1 2 6 5 4 3 6 5 4 3 2 1 4 5 6 7 7 6 5 3 2

and its corresponding flag with values

0 0 0 0 1 1 0 1 1 1 2 2 1 0 0 0 0 0 0 0 0

To understand the meaning of these flag values, we can look at the flag_values and flag_meanings attributes of the flag variable, which may look like

flag_meanings: data_good minor_data_quality_issue major_data_quality_issue
flag_values: 0b 1b 2b

We can see that there are three different flag meanings and three different flag values, and can deduce that a flag value of 0 indicates the data are considered good, a flag value of 1 indicates a minor data quality issue, and a flag value of 2 indicates a major data quality issue.
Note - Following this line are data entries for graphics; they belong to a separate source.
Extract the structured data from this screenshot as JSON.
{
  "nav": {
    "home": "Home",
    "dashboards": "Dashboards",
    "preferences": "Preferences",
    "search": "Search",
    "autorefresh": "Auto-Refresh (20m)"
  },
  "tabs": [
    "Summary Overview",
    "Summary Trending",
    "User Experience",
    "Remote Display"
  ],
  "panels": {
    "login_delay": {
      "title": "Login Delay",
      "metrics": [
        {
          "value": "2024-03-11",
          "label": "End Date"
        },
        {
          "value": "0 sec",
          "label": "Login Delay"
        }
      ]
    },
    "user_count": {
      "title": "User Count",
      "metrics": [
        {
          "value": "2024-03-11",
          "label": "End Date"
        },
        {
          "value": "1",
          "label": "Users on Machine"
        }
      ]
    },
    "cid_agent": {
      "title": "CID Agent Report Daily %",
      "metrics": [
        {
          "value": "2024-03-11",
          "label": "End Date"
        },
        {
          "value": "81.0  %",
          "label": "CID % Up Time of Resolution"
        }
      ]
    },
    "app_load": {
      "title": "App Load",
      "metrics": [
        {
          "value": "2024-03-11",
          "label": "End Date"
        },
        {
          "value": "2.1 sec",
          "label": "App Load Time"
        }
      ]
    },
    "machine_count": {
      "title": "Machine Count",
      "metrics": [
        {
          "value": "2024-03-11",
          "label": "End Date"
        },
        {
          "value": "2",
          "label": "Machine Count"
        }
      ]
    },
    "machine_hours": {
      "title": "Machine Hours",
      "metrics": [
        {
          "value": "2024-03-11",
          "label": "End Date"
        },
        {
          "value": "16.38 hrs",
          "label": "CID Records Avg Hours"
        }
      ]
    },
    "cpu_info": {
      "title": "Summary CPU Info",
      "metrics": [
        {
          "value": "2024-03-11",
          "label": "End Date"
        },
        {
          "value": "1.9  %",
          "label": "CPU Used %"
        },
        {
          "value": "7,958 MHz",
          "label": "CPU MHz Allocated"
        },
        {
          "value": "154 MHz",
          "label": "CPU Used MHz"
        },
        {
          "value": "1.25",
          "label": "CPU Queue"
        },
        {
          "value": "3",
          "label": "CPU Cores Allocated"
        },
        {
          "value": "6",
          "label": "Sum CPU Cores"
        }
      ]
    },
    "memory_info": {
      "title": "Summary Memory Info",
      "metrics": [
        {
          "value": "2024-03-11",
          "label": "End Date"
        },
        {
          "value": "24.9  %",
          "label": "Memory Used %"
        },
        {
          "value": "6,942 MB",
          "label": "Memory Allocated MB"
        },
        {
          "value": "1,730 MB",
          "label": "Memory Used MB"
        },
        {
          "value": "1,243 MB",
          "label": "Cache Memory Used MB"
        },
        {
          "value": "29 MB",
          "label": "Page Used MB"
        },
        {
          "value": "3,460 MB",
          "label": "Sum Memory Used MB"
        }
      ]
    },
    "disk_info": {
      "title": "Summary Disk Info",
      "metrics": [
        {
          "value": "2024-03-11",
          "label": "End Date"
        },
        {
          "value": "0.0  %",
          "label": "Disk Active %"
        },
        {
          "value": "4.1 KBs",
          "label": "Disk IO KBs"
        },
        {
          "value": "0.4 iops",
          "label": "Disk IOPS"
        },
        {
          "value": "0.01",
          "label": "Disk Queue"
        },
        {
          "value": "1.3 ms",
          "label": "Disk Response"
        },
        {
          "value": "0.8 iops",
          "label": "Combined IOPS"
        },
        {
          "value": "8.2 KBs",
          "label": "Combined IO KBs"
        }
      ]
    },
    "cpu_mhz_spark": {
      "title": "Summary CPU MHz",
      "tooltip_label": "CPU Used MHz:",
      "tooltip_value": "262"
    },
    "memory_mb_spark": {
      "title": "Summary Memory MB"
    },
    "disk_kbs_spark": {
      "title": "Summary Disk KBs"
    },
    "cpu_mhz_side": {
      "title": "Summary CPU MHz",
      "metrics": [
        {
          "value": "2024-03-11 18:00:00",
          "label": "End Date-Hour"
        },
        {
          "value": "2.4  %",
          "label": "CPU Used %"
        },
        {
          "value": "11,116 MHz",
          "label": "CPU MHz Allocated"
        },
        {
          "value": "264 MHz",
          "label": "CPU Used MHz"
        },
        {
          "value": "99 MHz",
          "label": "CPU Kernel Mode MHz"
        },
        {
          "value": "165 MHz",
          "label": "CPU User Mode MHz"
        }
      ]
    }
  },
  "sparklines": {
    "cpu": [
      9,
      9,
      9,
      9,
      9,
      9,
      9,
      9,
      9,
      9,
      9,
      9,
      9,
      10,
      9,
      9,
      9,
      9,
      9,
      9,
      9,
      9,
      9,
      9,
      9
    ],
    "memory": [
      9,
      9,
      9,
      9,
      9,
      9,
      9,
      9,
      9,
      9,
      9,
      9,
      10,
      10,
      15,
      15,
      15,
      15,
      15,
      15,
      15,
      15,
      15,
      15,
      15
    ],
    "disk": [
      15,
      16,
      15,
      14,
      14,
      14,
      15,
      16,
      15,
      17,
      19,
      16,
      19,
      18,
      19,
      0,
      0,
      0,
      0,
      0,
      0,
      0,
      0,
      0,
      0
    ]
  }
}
A user may choose, for example, to eliminate data with a major quality issue. To do this, they would simply mask/nan the variable whereever the flag variable has a value of 2, leaving the variable array as

1 2 6 5 4 3 6 5 4 3 - - 4 5 6 7 7 6 5 3 2.
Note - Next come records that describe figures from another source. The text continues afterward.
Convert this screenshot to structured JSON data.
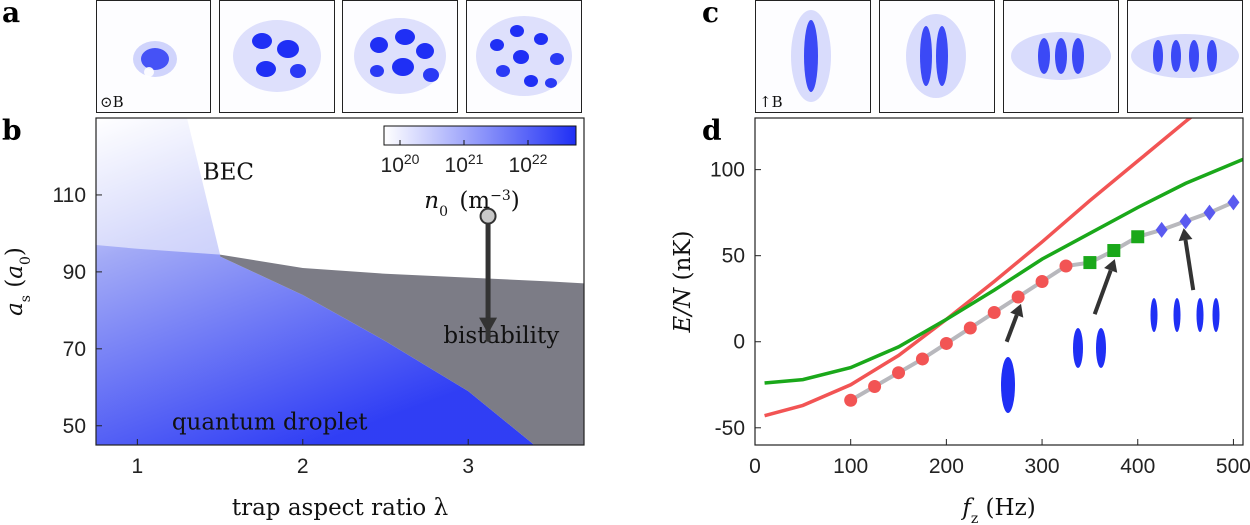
{
  "panels": {
    "a": {
      "letter": "a",
      "caption": "⊙B"
    },
    "b": {
      "letter": "b"
    },
    "c": {
      "letter": "c",
      "caption": "↑B"
    },
    "d": {
      "letter": "d"
    }
  },
  "colors": {
    "blue": "#1f2ff5",
    "gray_region": "#7c7c86",
    "red": "#f25454",
    "green": "#1aa81a",
    "marker_blue": "#5a5af0",
    "connector": "#b8b8bd",
    "arrow": "#333333"
  },
  "chart_data": [
    {
      "type": "area",
      "panel": "b",
      "xlabel": "trap aspect ratio λ",
      "ylabel": "a_s (a_0)",
      "xlim": [
        0.75,
        3.7
      ],
      "ylim": [
        45,
        130
      ],
      "xticks": [
        "1",
        "2",
        "3"
      ],
      "yticks": [
        "50",
        "70",
        "90",
        "110"
      ],
      "regions": [
        {
          "label": "BEC"
        },
        {
          "label": "bistability"
        },
        {
          "label": "quantum droplet"
        }
      ],
      "droplet_boundary": {
        "x": [
          0.75,
          1.0,
          1.5,
          2.0,
          2.5,
          3.0,
          3.4
        ],
        "y": [
          97,
          96,
          94,
          84,
          72,
          59,
          45
        ]
      },
      "bistability_upper": {
        "x": [
          1.5,
          2.0,
          2.5,
          3.0,
          3.5,
          3.7
        ],
        "y": [
          94.5,
          91,
          89.5,
          88.5,
          87.5,
          87
        ]
      },
      "arrow": {
        "x": 3.12,
        "y_start": 104.5,
        "y_end": 75
      },
      "colorbar": {
        "label": "n_0 (m^-3)",
        "ticks": [
          "10^20",
          "10^21",
          "10^22"
        ]
      }
    },
    {
      "type": "line",
      "panel": "d",
      "xlabel": "f_z (Hz)",
      "ylabel": "E/N (nK)",
      "xlim": [
        0,
        510
      ],
      "ylim": [
        -60,
        130
      ],
      "xticks": [
        "0",
        "100",
        "200",
        "300",
        "400",
        "500"
      ],
      "yticks": [
        "-50",
        "0",
        "50",
        "100"
      ],
      "series": [
        {
          "color": "red",
          "x": [
            10,
            50,
            100,
            150,
            200,
            250,
            300,
            350,
            400,
            450,
            500
          ],
          "y": [
            -43,
            -37,
            -25,
            -8,
            13,
            35,
            58,
            82,
            105,
            128,
            150
          ]
        },
        {
          "color": "green",
          "x": [
            10,
            50,
            100,
            150,
            200,
            250,
            300,
            350,
            400,
            450,
            510
          ],
          "y": [
            -24,
            -22,
            -15,
            -3,
            13,
            30,
            48,
            63,
            78,
            92,
            106
          ]
        },
        {
          "color": "red",
          "marker": "circle",
          "x": [
            100,
            125,
            150,
            175,
            200,
            225,
            250,
            275,
            300,
            325
          ],
          "y": [
            -34,
            -26,
            -18,
            -10,
            -1,
            8,
            17,
            26,
            35,
            44
          ]
        },
        {
          "color": "green",
          "marker": "square",
          "x": [
            350,
            375,
            400
          ],
          "y": [
            46,
            53,
            61
          ]
        },
        {
          "color": "blue",
          "marker": "diamond",
          "x": [
            425,
            450,
            475,
            500
          ],
          "y": [
            65,
            70,
            75,
            81
          ]
        }
      ],
      "arrows": [
        {
          "x_start": 263,
          "y_start": 0,
          "x_end": 278,
          "y_end": 22
        },
        {
          "x_start": 355,
          "y_start": 16,
          "x_end": 376,
          "y_end": 48
        },
        {
          "x_start": 458,
          "y_start": 30,
          "x_end": 448,
          "y_end": 66
        }
      ]
    }
  ]
}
Value-based flags will have the same dimensions as their associated variable, and the following variable attributes:

_FillValue: -128b
standard_name: ‘status_flag’ if the associated variable has no standard name, otherwise ‘<variable_standard_name> status_flag’
long_name: Flag for <variable_name>
flag_values: An array of the values that the flag variable can take. Typically runs from 0 to <length of flag_meanings> - 1.
flag_meanings: A space separated string of the meanings of each of the values in flag_values.

Bitmask flags

While the value-based flags map the values of an array to a single meaning, bitmask flags allow the representation of a boolean array for every flag_meaning. This is done by mapping each flag meaning to an increasing power of 2, which allows the representation of every possible state of every meaning using values from 1 to \(2^{\text{num. flags}-1}\). A value of 0 indicates that no flags are set, and is set as a fill value. In order to a bitmask flag it must first be unpacked. This adds to the complexity of using the flag, but makes flags much more powerful, so most variables in the FAAM core data product use bitmask flags.
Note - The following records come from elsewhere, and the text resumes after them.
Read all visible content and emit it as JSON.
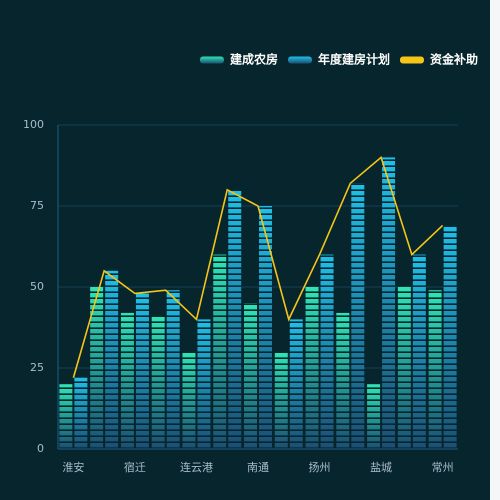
{
  "chart_data": {
    "type": "bar",
    "categories": [
      "淮安",
      null,
      "宿迁",
      null,
      "连云港",
      null,
      "南通",
      null,
      "扬州",
      null,
      "盐城",
      null,
      "常州"
    ],
    "series": [
      {
        "name": "建成农房",
        "type": "bar",
        "color": "#2ee6b4",
        "values": [
          20,
          50,
          42,
          41,
          30,
          60,
          45,
          30,
          50,
          42,
          20,
          50,
          49
        ]
      },
      {
        "name": "年度建房计划",
        "type": "bar",
        "color": "#1fc0e8",
        "values": [
          22,
          55,
          48,
          49,
          40,
          80,
          75,
          40,
          60,
          82,
          90,
          60,
          69
        ]
      },
      {
        "name": "资金补助",
        "type": "line",
        "color": "#f5c518",
        "values": [
          22,
          55,
          48,
          49,
          40,
          80,
          75,
          40,
          60,
          82,
          90,
          60,
          69
        ]
      }
    ],
    "ylim": [
      0,
      100
    ],
    "yticks": [
      0,
      25,
      50,
      75,
      100
    ],
    "grid": true,
    "legend": "top-right"
  }
}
For example, consider a variable array with values

1 2 6 5 4 3 6 5 4 3 2 1 4 5 6 7 7 6 5 3 2

and its corresponding flag with values

1 1 3 3 2 2 4 4 4 4 6 6 6 6 8 8 5 5 3 3 1

To understand the meaning of these flag values, we can look at the flag_masks and flag_meanings attributes of the flag variable, which may look like

flag_meanings: aircraft_on_ground flow_out_of_range temp_out_of_range data_out_of_bounds
flag_masks: 1b 2b 4b 8b

There are four meanings, with each associated with a value of \(2^n\) with \(n\) taking the four values 0, 1, 2, 3. In the FAAM core data, flag values are guaranteed to be increasing powers of 2, thus the flag array can be unpacked simply by progressively right-bitshifting the flag array, and taking the result modulo 2. In python, this can be achieved with the following code:

# Note that we don't need to worry about using the flag_masks attribute, as it
# is guaranteed to be powers of 2 from 1 to 2^(n-1)
unpacked = {}
for i, meaning in enumerate(flag_var.flag_meanings.split()):
    unpacked[meaning] = (flag_data >> i) % 2

this would leave us with the following in unpacked:

{
    aircraft_on_ground: array([1, 1, 1, 1, 0, 0, 0, 0, 0, 0, 0, 0, 0, 0, 0, 0, 1, 1, 1, 1, 1]),
    flow_out_of_range: array([0, 0, 1, 1, 1, 1, 0, 0, 0, 0, 1, 1, 1, 1, 0, 0, 0, 0, 1, 1, 0]),
    temp_out_of_range: array([0, 0, 0, 0, 0, 0, 1, 1, 1, 1, 1, 1, 1, 1, 0, 0, 1, 1, 0, 0, 0]),
    data_out_of_bounds: array([0, 0, 0, 0, 0, 0, 0, 0, 0, 0, 0, 0, 0, 0, 1, 1, 0, 0, 0, 0, 0])
}

Bitmask flags will have the same dimensions as their associated variable, and the following variable attributes:

_FillValue: 0b
standard_name: ‘status_flag’ if the associated variable has no standard name, otherwise ‘<variable_standard_name> status_flag’
long_name: A descriptive name, indicating
valid_range: The valid range of values in the flag variable array. Should be 1b, 2^(<number of flag_meanings>) - 1
flag_masks: An array of the values that the flag variable can take, which will runs from 1 to 2^(<number of flag_meanings> - 1).
flag_meanings: A space separated string of the meanings of each of the values in flag_values.